Cheryl proposed that energy leaks show up as things we’re tolerating. Things that use our energy by causing us to be annoyed, frustrated, or angry. These can be people, experiences, things—we can be tolerating a lot of unpleasantness and this is taking our precious energy.
Instead of just dealing with them, we’re allowing them to be a constant drain. Things, that if we turned our full attention to them, could be handled once and for all. Or put another way, we could eliminate the leak entirely and be done with it.
Let me give you a few examples to show you what I mean:
Your favorite pants are missing a button which means every time you want to wear them you can’t. Darn it all!
You keep losing your keys because you lay them down somewhere different every time you come into your house. Arggg
You’re having life-draining, argumentative conversations with people with whom you differ politically. Step away Cheri!
You value being punctual but are always arriving to things late when you go with your partner. Biting your lip and holding resentments takes a lot of energy.
You hate your job.
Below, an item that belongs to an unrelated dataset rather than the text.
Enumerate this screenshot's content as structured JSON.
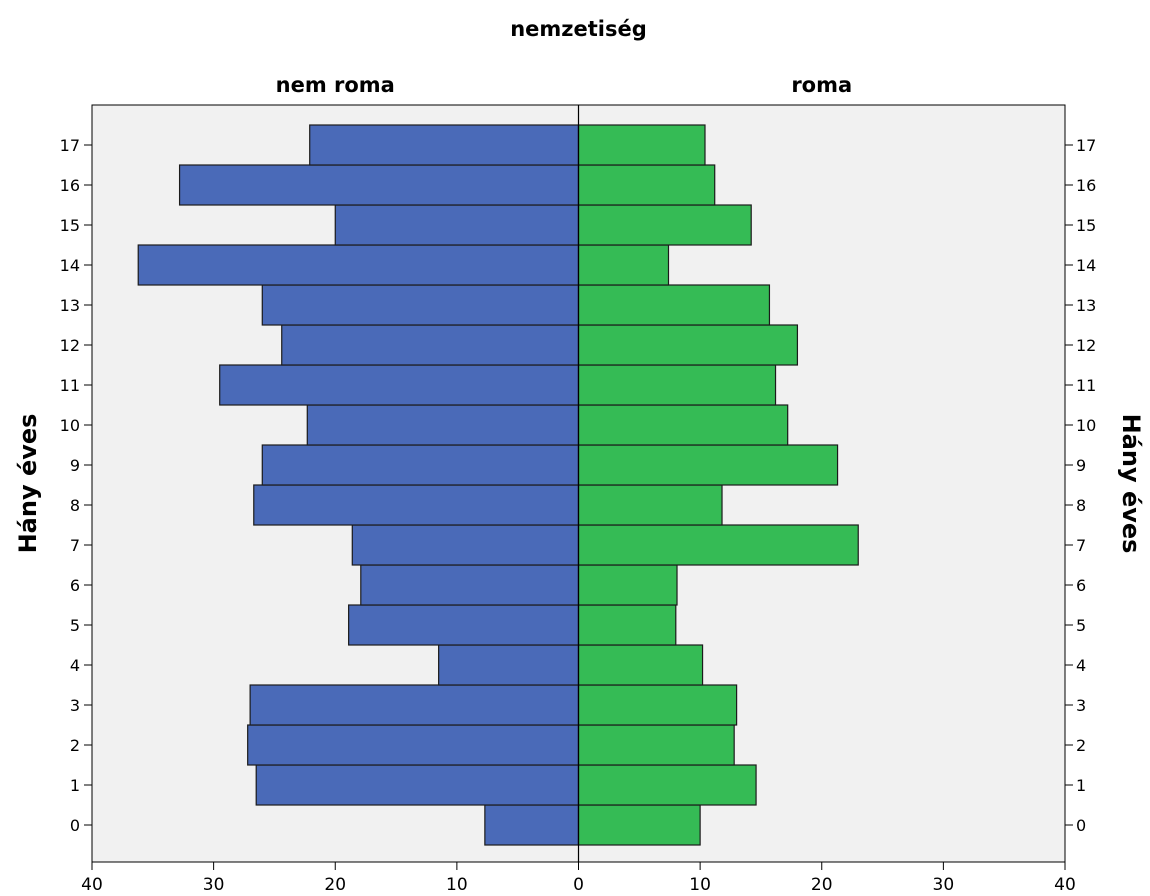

That wastes energy practically 24/7!
Your windows are dirty and you wish you could have a clear view out of your kitchen window. Okay, that one is personal. But every morning I look through those dirty windows and feel sad and irritated.
Get the picture?
Cheryl asked her reader to make a list of 10 things she or he was tolerating. As per usual, I went a bit further. I sat down to write my 10 things and ended up with a 4-page list of 89 things. 89 THINGS! I still have the list.
My mind was blown! I felt both overwhelmed and freed. I felt frustrated and released. I felt embarrassed and like I had found the key to the kingdom. It was like I had found a hidden treasure map but I also feared I wasn’t up to the challenge.
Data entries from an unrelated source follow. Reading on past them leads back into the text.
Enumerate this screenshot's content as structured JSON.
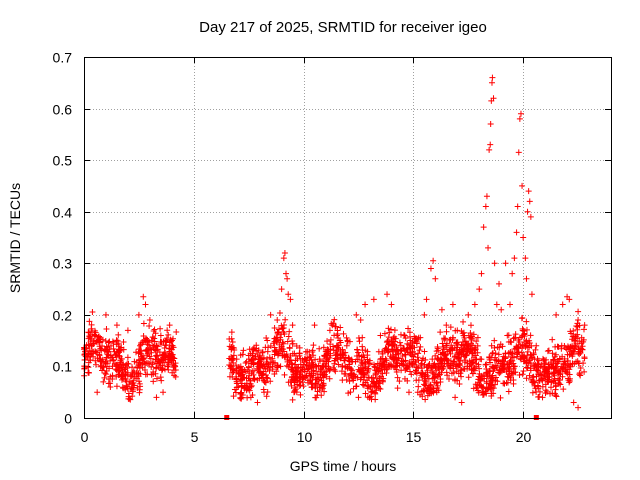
{
  "chart_data": {
    "type": "scatter",
    "title": "Day 217 of 2025, SRMTID for receiver igeo",
    "xlabel": "GPS time / hours",
    "ylabel": "SRMTID / TECUs",
    "xlim": [
      0,
      24
    ],
    "ylim": [
      0,
      0.7
    ],
    "xticks": [
      0,
      5,
      10,
      15,
      20
    ],
    "xtick_labels": [
      "0",
      "5",
      "10",
      "15",
      "20"
    ],
    "yticks": [
      0,
      0.1,
      0.2,
      0.3,
      0.4,
      0.5,
      0.6,
      0.7
    ],
    "ytick_labels": [
      "0",
      "0.1",
      "0.2",
      "0.3",
      "0.4",
      "0.5",
      "0.6",
      "0.7"
    ],
    "grid": true,
    "marker": "plus",
    "color": "#ff0000",
    "series": [
      {
        "name": "SRMTID",
        "segments": [
          {
            "x_start": 0.0,
            "x_end": 4.2,
            "base": 0.11,
            "spread": 0.045
          },
          {
            "x_start": 6.6,
            "x_end": 22.8,
            "base": 0.105,
            "spread": 0.045
          }
        ],
        "points": [
          [
            0.5,
            0.16
          ],
          [
            1.0,
            0.2
          ],
          [
            1.5,
            0.18
          ],
          [
            2.0,
            0.17
          ],
          [
            2.5,
            0.2
          ],
          [
            2.7,
            0.235
          ],
          [
            2.8,
            0.22
          ],
          [
            3.0,
            0.19
          ],
          [
            3.5,
            0.16
          ],
          [
            3.9,
            0.18
          ],
          [
            0.6,
            0.05
          ],
          [
            1.2,
            0.06
          ],
          [
            3.3,
            0.04
          ],
          [
            3.6,
            0.05
          ],
          [
            7.6,
            0.04
          ],
          [
            7.9,
            0.03
          ],
          [
            8.2,
            0.05
          ],
          [
            8.5,
            0.2
          ],
          [
            8.8,
            0.19
          ],
          [
            9.0,
            0.25
          ],
          [
            9.1,
            0.31
          ],
          [
            9.15,
            0.32
          ],
          [
            9.2,
            0.28
          ],
          [
            9.25,
            0.27
          ],
          [
            9.3,
            0.24
          ],
          [
            9.4,
            0.23
          ],
          [
            9.5,
            0.18
          ],
          [
            10.5,
            0.18
          ],
          [
            11.2,
            0.17
          ],
          [
            12.0,
            0.15
          ],
          [
            12.4,
            0.2
          ],
          [
            12.6,
            0.19
          ],
          [
            12.8,
            0.22
          ],
          [
            13.2,
            0.23
          ],
          [
            13.5,
            0.16
          ],
          [
            13.8,
            0.24
          ],
          [
            14.0,
            0.22
          ],
          [
            12.5,
            0.04
          ],
          [
            14.8,
            0.05
          ],
          [
            15.2,
            0.05
          ],
          [
            15.5,
            0.2
          ],
          [
            15.6,
            0.23
          ],
          [
            15.8,
            0.29
          ],
          [
            15.9,
            0.305
          ],
          [
            16.0,
            0.27
          ],
          [
            16.3,
            0.21
          ],
          [
            16.5,
            0.18
          ],
          [
            16.8,
            0.22
          ],
          [
            17.0,
            0.17
          ],
          [
            17.5,
            0.2
          ],
          [
            17.8,
            0.22
          ],
          [
            16.9,
            0.04
          ],
          [
            17.2,
            0.03
          ],
          [
            18.0,
            0.25
          ],
          [
            18.1,
            0.28
          ],
          [
            18.2,
            0.37
          ],
          [
            18.3,
            0.41
          ],
          [
            18.35,
            0.43
          ],
          [
            18.4,
            0.33
          ],
          [
            18.45,
            0.52
          ],
          [
            18.5,
            0.53
          ],
          [
            18.52,
            0.57
          ],
          [
            18.55,
            0.615
          ],
          [
            18.58,
            0.65
          ],
          [
            18.6,
            0.66
          ],
          [
            18.65,
            0.62
          ],
          [
            18.7,
            0.3
          ],
          [
            18.8,
            0.22
          ],
          [
            18.9,
            0.26
          ],
          [
            19.0,
            0.21
          ],
          [
            19.2,
            0.3
          ],
          [
            19.4,
            0.22
          ],
          [
            19.5,
            0.28
          ],
          [
            19.6,
            0.31
          ],
          [
            19.7,
            0.36
          ],
          [
            19.75,
            0.41
          ],
          [
            19.8,
            0.515
          ],
          [
            19.85,
            0.58
          ],
          [
            19.9,
            0.59
          ],
          [
            19.95,
            0.45
          ],
          [
            20.0,
            0.35
          ],
          [
            20.1,
            0.31
          ],
          [
            20.15,
            0.27
          ],
          [
            20.2,
            0.4
          ],
          [
            20.25,
            0.44
          ],
          [
            20.3,
            0.42
          ],
          [
            20.35,
            0.39
          ],
          [
            20.4,
            0.24
          ],
          [
            21.5,
            0.2
          ],
          [
            21.8,
            0.22
          ],
          [
            22.0,
            0.235
          ],
          [
            22.1,
            0.23
          ],
          [
            22.5,
            0.19
          ],
          [
            22.8,
            0.18
          ],
          [
            22.5,
            0.02
          ],
          [
            22.3,
            0.03
          ]
        ],
        "tick_markers": [
          {
            "x": 6.5,
            "y": 0
          },
          {
            "x": 20.6,
            "y": 0
          }
        ]
      }
    ]
  }
}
But it was a map, plain and simple. It was a map of all my leaks—or at least the ones I could identify. Sure, I grieved that I had so many. I did a bit of self-flagellation about tolerating so many things. But when the dust settled, I realized I had a real map for getting out of the hole I was in. A hole I didn’t even realize existed.
Now It’s Your Turn
I invite you to do the same thing. I don’t necessarily want you to write a list of 89 things . . . but what about 20? Ten felt too few for me but stop at 10 if that feels good to you. I suggest you aim for 20. But really, I want you to write until you feel complete. You’ll know when to stop.
Be sure to examine various areas of your life, from the minor things to the larger issues. Go down and look at your life from the ground level, like and ant. (for example, missing buttons on your pants). Then fly up like a bird and look at it from 50,000 feet. (I hate my job or relationship issues.) See what you can see. What are the things you are tolerating? If you get stuck, try a slight tweak on the question. Try asking yourself, “What am I avoiding?
Once you have this list, you have a place to begin. But how do you get started. My list of 89 things required a stack of colored markers and a few hours of sorting. But from that experience I came up with two suggestions for you. I encourage you to sort your list in one of two ways.
You could find all of the things that require the least amount of time, energy or money to fix. Tackle those first. Get those done and plug up a bunch of little leaks This way you can mark those things off for good. Maybe even today!
Or a second option would be to determine the thing or the few things which are causing you the most pain or using up the most of your valuable energy. Think . . . the biggest hole! Then choose this as a place to start.
Either of these options is a good place to begin. There’s no right way. But rather, just begin.
So, what are you tolerating?
What are you tolerating? Where are you using your valuable life-force energy and getting no return? What are you avoiding?
There’s a quote from John Cleese, the Monty Python comedian and actor. He said, “I have several times made a poor choice by avoiding a necessary confrontation.” My guess, he was talking about confrontation with others, but I think it works here. What I’m asking you to do is to confront yourself.
To create the life you always wanted you have to look at what you’ve created so far—where you are right now. To avoid doing this kind of face-to-face with yourself will only keep you losing energy. And nobody wants that!